Makuch was ordered by the lower courts to surrender his notes from an interview with Canadian ISIS member Farah Shirdon. He fought and lost his case in both the Superior Court and the Appeal Court before appearing in the high court.
The Vice Media case spinned the wheels of the debate on protection of sources and journalistic freedom in Canada. Countrywide news agencies lent their support to Makuch when he refused to had over his notes to the RCMP.
The Supreme Court heard both sides of the argument and has reserved its decision.

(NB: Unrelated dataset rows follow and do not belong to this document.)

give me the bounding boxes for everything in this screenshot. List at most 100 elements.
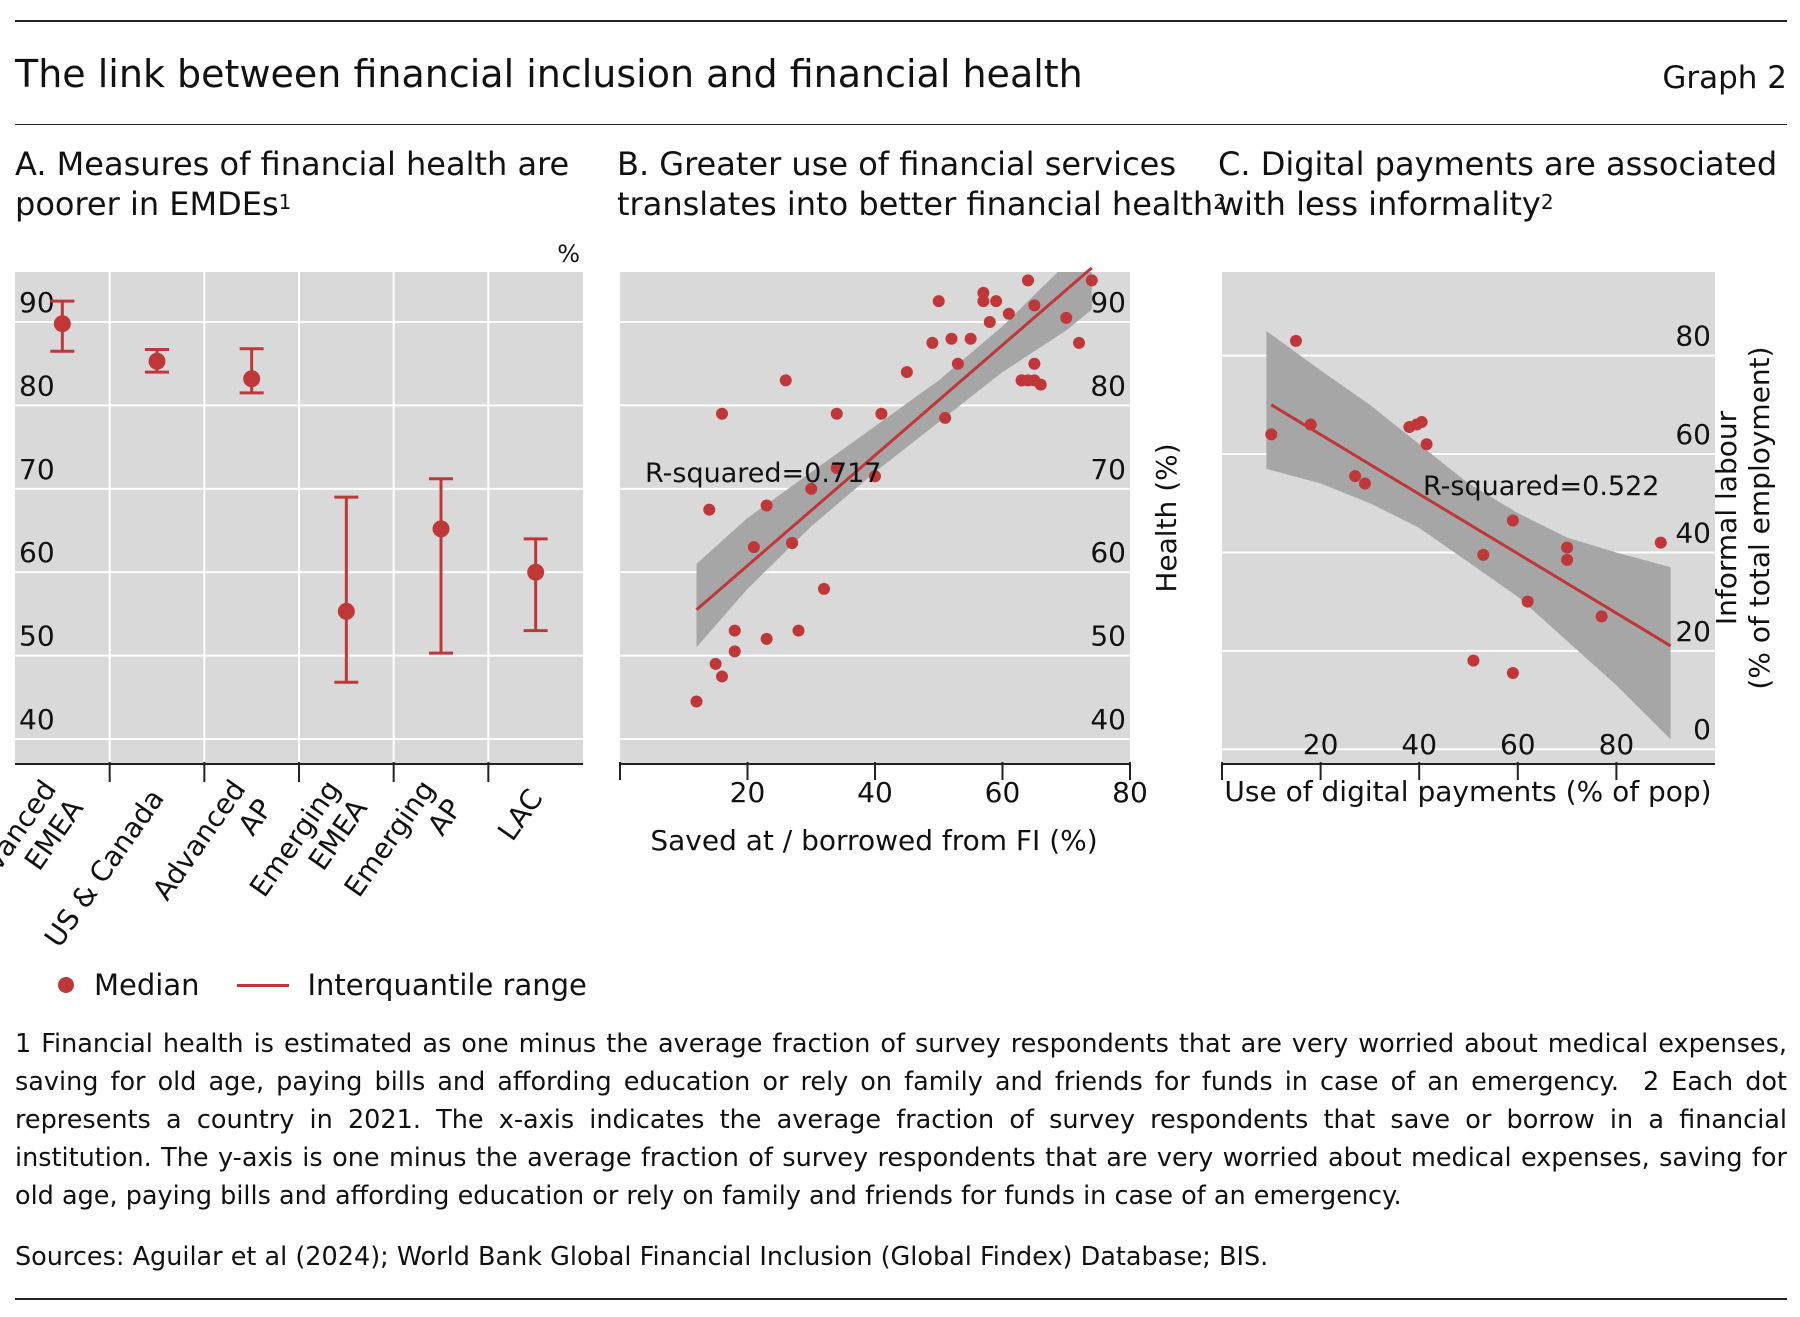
panel-b-point <box>939 411 952 424</box>
panel-b-point <box>1028 357 1041 370</box>
panel-b-point <box>792 624 805 637</box>
panel-a-ytick-label: 90 <box>19 286 55 319</box>
title-rule <box>15 124 1787 125</box>
panel-b-point <box>805 482 818 495</box>
panel-b-confidence-band <box>696 272 1092 648</box>
panel-a-ytick-label: 40 <box>19 703 55 736</box>
footnotes: 1 Financial health is estimated as one m… <box>15 1025 1787 1215</box>
graph-label: Graph 2 <box>1662 60 1787 96</box>
panel-a-title: A. Measures of financial health are poor… <box>15 144 569 224</box>
panel-c-confidence-band <box>1266 331 1671 740</box>
panel-c-fit-line <box>1270 403 1672 648</box>
panel-b-title-line1: B. Greater use of financial services <box>617 145 1177 183</box>
top-rule <box>15 20 1787 22</box>
legend-range-label: Interquantile range <box>307 968 587 1002</box>
panel-b-point <box>945 332 958 345</box>
panel-a-ytick-label: 50 <box>19 620 55 653</box>
panel-c-point <box>1521 595 1534 608</box>
panel-c-y-label: Informal labour(% of total employment) <box>1710 346 1776 689</box>
panel-b-point <box>830 407 843 420</box>
panel-b-point <box>703 503 716 516</box>
panel-c-title: C. Digital payments are associated with … <box>1218 144 1777 224</box>
panel-a-title-line1: A. Measures of financial health are <box>15 145 570 183</box>
panel-b-point <box>900 366 913 379</box>
panel-b-title-line2: translates into better financial health <box>617 185 1214 223</box>
panel-c-point <box>1265 428 1278 441</box>
panel-c-footnote-ref: 2 <box>1540 190 1554 214</box>
panel-b-xtick-label: 80 <box>1112 776 1148 809</box>
panel-b-point <box>1015 374 1028 387</box>
panel-c-xtick-label: 60 <box>1500 728 1536 761</box>
panel-b-point <box>760 632 773 645</box>
panel-c-xtick-label: 20 <box>1303 728 1339 761</box>
legend-median-label: Median <box>94 968 200 1002</box>
panel-c-y-label-line: Informal labour <box>1710 410 1743 625</box>
sources: Sources: Aguilar et al (2024); World Ban… <box>15 1242 1269 1272</box>
panel-b-point <box>728 645 741 658</box>
panel-c-point <box>1506 666 1519 679</box>
panel-b-ytick-label: 80 <box>1090 369 1126 402</box>
panel-c-point <box>1349 470 1362 483</box>
panel-a-ytick-label: 60 <box>19 536 55 569</box>
panel-b-point <box>1022 274 1034 287</box>
panel-c-ytick-label: 20 <box>1675 615 1711 648</box>
panel-a-ytick-label: 80 <box>19 369 55 402</box>
panel-c-point <box>1561 541 1574 554</box>
panel-b-point <box>716 407 728 420</box>
panel-c-y-label-line: (% of total employment) <box>1743 346 1776 689</box>
panel-c-ytick-label: 80 <box>1675 320 1711 353</box>
panel-a-category-label: LAC <box>491 783 549 847</box>
panel-b-y-label: Health (%) <box>1150 443 1183 592</box>
panel-a-category-label: EmergingAP <box>338 774 469 922</box>
panel-c-clipped-layer <box>1266 331 1671 740</box>
panel-b-point <box>964 332 977 345</box>
panel-a-median-dot <box>337 602 355 620</box>
panel-a-category-label: AdvancedAP <box>146 774 279 925</box>
panel-a-title-line2: poorer in EMDEs <box>15 185 279 223</box>
panel-b-plot-area <box>620 272 1130 764</box>
panel-c-point <box>1289 334 1302 347</box>
panel-a-median-dot <box>527 563 545 581</box>
panel-b-point <box>932 295 945 308</box>
panel-b-chart: 40 50 60 70 80 90 R-squared=0.717 20 40 60 80 Saved… <box>619 266 1183 857</box>
footnote-1: 1 Financial health is estimated as one m… <box>15 1029 1787 1097</box>
panel-b-point <box>690 695 703 708</box>
panel-c-chart: 0 20 40 60 80 R-squared=0.522 20 40 60 80 Use of d… <box>1221 272 1776 808</box>
panel-b-x-label: Saved at / borrowed from FI (%) <box>650 824 1097 857</box>
panel-b-point <box>786 537 799 550</box>
panel-b-point <box>990 295 1003 308</box>
panel-a-category-label-line: Advanced <box>146 774 252 906</box>
panel-b-point <box>716 670 728 683</box>
panel-c-ytick-label: 60 <box>1675 418 1711 451</box>
panel-b-point <box>951 357 964 370</box>
panel-b-point <box>709 657 722 670</box>
panel-c-ytick-label: 0 <box>1693 713 1711 746</box>
panel-b-point <box>760 499 773 512</box>
panel-c-point <box>1477 548 1490 561</box>
panel-c-point <box>1595 610 1608 623</box>
panel-a-ytick-label: 70 <box>19 453 55 486</box>
panel-b-point <box>1028 299 1041 312</box>
panel-c-xtick-label: 80 <box>1599 728 1635 761</box>
panel-a-footnote-ref: 1 <box>278 190 292 214</box>
panel-a-unit-label: % <box>557 240 580 268</box>
panel-c-xtick-label: 40 <box>1401 728 1437 761</box>
panel-b-point <box>977 295 990 308</box>
panel-c-point <box>1506 514 1519 527</box>
panel-b-title: B. Greater use of financial services tra… <box>617 144 1226 224</box>
panel-b-point <box>747 541 760 554</box>
panel-a-median-dot <box>148 352 166 370</box>
panel-a-median-dot <box>243 370 261 388</box>
panel-b-point <box>875 407 888 420</box>
panel-a-category-label-line: LAC <box>491 783 549 847</box>
panel-b-footnote-ref: 2 <box>1213 190 1226 214</box>
legend-median-marker <box>58 977 74 993</box>
bottom-rule <box>15 1298 1787 1300</box>
panel-b-ytick-label: 50 <box>1090 620 1126 653</box>
panel-b-point <box>830 461 843 474</box>
panel-c-point <box>1415 416 1428 429</box>
panel-c-point <box>1467 654 1480 667</box>
panel-a-category-label: EmergingEMEA <box>243 774 374 922</box>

“The argument in the court today is more about the protection of journalistic sources from the police,” Mercedes Stephenson of CTV News who was live tweeting the court proceedings said. “Its a discussion on the chilling effect on media coverage when the police seize notes from reporters.”
Media agencies were also debating the possibilities of the Supreme Court sticking to the orders by the lower courts.
“Anytime police want a lead on a case or suspect that a journalist has information that they might want, they can simply go to a judge, get a court order and have them hand over all their material,” Duncan Pike, a former director at the Canadian Journalists for Free Expression said. “Thats incredibly dangerous. Sources are not going to want to talk to journalists and it will be impossible for journalists to work in sensitive areas.”